Doch auch schon vor Charlies Besuch in der Zauberwelt erkennt der erfahrene Leser immer wieder Anspielungen auf Märchen und Sagen, die im späteren Verlauf der Geschichte wichtig werden. Um welche es sich hier genau handelt, kann ich jetzt natürlich nicht verraten, da dies den Spaß an der Lektüre verderben würde.

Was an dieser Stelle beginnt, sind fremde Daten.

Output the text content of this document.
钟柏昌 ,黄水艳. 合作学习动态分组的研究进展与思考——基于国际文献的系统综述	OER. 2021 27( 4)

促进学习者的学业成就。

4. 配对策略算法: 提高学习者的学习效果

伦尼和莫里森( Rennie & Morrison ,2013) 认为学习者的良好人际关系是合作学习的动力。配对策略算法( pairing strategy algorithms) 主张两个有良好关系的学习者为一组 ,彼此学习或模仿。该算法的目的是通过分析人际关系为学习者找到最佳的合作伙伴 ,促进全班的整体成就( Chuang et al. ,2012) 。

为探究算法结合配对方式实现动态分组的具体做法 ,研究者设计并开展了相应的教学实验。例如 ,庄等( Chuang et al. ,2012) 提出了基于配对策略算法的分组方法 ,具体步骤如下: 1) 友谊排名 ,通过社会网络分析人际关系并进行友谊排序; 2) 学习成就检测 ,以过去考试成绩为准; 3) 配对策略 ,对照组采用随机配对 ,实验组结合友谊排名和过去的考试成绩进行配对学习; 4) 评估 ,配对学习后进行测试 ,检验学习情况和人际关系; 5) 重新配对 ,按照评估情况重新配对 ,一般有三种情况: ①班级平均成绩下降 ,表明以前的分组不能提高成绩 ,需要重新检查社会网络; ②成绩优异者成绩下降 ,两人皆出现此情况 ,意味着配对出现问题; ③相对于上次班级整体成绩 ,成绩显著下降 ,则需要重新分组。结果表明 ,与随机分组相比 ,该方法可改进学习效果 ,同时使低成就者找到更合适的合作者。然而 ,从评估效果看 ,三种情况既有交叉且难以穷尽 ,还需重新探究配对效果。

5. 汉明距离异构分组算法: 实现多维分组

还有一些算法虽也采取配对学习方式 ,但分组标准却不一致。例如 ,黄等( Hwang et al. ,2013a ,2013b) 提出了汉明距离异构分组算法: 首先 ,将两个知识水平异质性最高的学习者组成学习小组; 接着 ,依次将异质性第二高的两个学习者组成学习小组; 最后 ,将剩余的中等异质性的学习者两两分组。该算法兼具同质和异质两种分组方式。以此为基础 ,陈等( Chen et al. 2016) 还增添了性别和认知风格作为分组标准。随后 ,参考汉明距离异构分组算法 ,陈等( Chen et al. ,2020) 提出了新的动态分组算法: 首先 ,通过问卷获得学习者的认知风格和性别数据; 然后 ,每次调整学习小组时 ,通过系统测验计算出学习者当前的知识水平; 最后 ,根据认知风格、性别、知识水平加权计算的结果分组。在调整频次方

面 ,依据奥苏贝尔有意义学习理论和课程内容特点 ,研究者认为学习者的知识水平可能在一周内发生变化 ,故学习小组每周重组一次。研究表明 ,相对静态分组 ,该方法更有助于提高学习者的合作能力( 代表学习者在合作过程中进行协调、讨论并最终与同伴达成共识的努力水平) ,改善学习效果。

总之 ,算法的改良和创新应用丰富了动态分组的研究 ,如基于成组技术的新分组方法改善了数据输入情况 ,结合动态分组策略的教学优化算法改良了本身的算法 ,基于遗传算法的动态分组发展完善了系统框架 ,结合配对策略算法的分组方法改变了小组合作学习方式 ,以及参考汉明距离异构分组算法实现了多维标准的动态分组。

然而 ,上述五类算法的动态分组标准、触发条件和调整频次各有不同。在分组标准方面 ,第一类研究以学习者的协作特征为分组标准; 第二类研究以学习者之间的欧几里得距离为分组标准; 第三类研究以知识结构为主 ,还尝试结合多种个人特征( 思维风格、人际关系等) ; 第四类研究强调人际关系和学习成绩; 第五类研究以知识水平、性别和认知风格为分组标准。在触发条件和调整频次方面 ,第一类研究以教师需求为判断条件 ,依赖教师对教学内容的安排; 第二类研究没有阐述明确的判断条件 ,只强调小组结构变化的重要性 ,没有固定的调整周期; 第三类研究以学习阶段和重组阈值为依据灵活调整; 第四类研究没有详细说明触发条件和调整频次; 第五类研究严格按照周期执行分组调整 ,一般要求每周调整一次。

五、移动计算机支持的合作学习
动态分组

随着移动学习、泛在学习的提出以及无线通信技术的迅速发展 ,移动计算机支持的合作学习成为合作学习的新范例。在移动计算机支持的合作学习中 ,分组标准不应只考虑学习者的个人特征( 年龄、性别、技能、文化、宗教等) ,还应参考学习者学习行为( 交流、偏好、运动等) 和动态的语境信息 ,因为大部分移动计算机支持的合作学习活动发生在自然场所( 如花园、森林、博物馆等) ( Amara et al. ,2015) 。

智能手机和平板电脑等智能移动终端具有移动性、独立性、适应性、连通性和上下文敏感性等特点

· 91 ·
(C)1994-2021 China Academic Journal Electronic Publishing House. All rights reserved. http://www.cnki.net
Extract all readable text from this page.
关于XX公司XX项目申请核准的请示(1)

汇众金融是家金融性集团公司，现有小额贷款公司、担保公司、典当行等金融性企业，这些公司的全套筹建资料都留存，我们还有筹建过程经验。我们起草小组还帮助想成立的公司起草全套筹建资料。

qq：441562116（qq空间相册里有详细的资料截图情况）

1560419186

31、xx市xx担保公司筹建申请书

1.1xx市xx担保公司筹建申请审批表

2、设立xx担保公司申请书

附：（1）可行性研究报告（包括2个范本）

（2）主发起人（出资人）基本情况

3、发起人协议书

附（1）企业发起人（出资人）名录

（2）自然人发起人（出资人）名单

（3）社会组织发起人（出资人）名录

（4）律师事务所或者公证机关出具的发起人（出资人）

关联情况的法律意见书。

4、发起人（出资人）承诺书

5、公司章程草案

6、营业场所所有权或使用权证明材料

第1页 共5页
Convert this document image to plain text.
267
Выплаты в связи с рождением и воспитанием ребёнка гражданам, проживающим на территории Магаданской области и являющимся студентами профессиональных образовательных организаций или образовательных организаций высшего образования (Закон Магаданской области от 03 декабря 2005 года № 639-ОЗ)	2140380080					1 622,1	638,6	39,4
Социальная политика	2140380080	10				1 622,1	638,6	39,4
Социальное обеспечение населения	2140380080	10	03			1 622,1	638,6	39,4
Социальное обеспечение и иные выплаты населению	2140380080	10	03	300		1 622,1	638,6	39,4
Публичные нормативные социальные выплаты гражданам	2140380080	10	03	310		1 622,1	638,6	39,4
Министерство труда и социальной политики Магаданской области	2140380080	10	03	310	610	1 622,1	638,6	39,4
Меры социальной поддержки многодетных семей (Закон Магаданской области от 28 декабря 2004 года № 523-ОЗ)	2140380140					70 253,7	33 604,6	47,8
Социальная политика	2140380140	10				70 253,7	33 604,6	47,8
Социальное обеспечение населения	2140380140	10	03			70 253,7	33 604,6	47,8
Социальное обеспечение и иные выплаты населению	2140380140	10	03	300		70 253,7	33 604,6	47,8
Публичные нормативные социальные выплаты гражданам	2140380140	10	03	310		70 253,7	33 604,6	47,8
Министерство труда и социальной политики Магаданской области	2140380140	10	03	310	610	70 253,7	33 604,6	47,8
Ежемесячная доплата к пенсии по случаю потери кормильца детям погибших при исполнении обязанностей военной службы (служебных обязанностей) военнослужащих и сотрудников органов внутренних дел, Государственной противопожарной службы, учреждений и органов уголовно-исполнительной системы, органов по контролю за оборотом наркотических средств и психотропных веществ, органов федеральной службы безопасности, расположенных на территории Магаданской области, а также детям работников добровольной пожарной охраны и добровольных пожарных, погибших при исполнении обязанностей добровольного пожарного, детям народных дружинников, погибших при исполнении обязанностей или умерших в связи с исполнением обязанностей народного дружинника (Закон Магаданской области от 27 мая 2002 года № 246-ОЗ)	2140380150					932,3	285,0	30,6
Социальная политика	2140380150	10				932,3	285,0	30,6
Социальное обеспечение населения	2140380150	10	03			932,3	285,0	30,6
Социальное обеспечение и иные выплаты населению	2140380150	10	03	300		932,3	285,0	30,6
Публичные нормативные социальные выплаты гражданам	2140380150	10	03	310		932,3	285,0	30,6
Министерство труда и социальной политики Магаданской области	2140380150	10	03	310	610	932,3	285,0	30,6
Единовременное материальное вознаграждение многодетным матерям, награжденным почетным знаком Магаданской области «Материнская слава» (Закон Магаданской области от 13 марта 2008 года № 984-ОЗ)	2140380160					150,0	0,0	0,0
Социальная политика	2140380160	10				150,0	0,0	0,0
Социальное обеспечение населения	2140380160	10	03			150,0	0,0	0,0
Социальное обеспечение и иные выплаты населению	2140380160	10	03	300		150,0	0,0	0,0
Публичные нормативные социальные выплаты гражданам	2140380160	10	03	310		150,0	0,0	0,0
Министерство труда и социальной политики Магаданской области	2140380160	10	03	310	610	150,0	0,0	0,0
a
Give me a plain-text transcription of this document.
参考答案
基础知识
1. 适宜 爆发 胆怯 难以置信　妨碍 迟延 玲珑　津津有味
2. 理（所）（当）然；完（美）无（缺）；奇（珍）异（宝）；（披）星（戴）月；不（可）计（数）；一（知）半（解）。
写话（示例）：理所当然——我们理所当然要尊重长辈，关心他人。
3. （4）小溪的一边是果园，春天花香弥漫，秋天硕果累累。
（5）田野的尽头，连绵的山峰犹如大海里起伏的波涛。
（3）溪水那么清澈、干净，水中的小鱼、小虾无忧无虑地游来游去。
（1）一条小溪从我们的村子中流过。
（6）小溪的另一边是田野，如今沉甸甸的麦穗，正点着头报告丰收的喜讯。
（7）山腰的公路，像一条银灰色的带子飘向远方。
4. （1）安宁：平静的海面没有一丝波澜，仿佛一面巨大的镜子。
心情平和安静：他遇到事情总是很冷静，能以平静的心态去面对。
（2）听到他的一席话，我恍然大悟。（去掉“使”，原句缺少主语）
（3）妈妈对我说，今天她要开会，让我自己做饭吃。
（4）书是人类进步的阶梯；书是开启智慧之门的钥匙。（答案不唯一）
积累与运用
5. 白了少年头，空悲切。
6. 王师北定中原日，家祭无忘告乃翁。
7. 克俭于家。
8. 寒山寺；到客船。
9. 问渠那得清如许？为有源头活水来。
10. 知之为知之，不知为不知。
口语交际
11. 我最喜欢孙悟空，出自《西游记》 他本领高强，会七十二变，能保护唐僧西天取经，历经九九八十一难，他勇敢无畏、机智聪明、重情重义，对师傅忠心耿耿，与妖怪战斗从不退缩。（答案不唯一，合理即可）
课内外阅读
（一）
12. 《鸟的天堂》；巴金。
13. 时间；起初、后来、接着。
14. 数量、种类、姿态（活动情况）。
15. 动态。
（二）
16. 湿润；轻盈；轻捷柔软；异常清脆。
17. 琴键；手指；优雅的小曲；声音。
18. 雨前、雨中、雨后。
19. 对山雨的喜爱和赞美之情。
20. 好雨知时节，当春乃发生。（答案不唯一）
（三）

Stephen King ist es mit „Fairy Tale“ erneut gelungen den Spagat zwischen realer Welt und Figuren aus Märchen und Alpträumen. Wie immer ist nicht alles so wie es scheibt und unter der Oberfläche der jeweiligen Welten liegen verborgene Abgründe, sei es der Verbrecher, der sich das Gold von Mr. Bowditch unter den Nagel reißen wollte, oder der schreckliche König in Empis oder sogar ein Schrecken der noch viel tiefer liegt. Dabei blitzt auch immer wieder ein wenig Lovecraft Wahnsinn auf, den King hier auch mehrfach als Referenz nennt.
Nach der Lektüre von „Fairy Tale“ bin ich immer noch sehr gespalten. Auf der einen Seite war die Handlung ein wenig „dünn“ für die dicke des Buchs. Es gibt viel Vorgeplänkel und bevor der Protagonist überhaupt einen Fuß in die fremde Welt setzt hat man knapp die Hälfte des Buchs gelesen.
Um die Idee dahinter zu begreifen, sollte man sich aber immer wieder den Märchen-Charakter der Geschichte in Erinnerung rufen. Auch dort gibt es immer viel Vorgeschichte, die dann in einem dramatischen Höhepunkt endet und auch hier muss der Held / die Heldin erst immer einen Schicksalsschlag erleben, bevor es dann am Ende zu einem Happy End kommen kann.
Auf der anderen Seite ist es ein gutes und solides Buch. Die Erzählung aus der Ich-Perspektive ist gelungen, aber leider auch manchmal ein wenig zu sehr geschwafelt. Vieles wird oft wiederholt und hat meinen Lesefluss ein wenig erschwert. Die weitere Welt die Stephen King erschaffen hat ist gut und die Figuren die dort leben sind erneut sehr gut beschrieben.
Wie gesagt, es handelt sich bei dem Buch um eine Art von neues Märchen, mit all seinen Schwächen und Stärken.